I’m in a fab position that I have been in remission for a year exactly! No medications ! Official since December 2023 !
I was treated with meds quickly and aggressively and I think that has helped !
I now live my life very differently to pre diagnosis!
I quit smoking eat healthy and keep moving but the biggest change has being stress free if I can be and take lots of baths ! I felt my fingers hurting on Sunday for the first time so I did nothing and relaxed and I woke up Monday ok .
I know this is unusual but I just wanted to give u some hope ! Because PsA can go into remission xxx1 -
hey @Ponee hang in there. Totally get where you are.
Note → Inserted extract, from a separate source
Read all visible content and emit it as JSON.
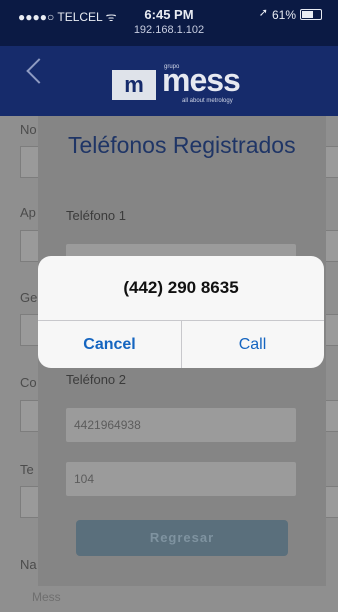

I was diagnosed aged 18, now I’m early 50s and just returned to meds after 10 yr remission. PsA can get knocked out with the right drug regime. Maybe ask about biologics if MTX not stopping flares. I just went on Amgevita, a few niggly side effects, but stopped my flare in its tracks. I had gone to left handed, as right hand was a swollen mess. Movement is coming back and swelling going now.
I also keep gluten & dairy free (I ended up going vegan) as this helps loads. I limit sugar too. Finding things with coconut sugar in is better. It can suck but if it dials the pain down, I’m there for it.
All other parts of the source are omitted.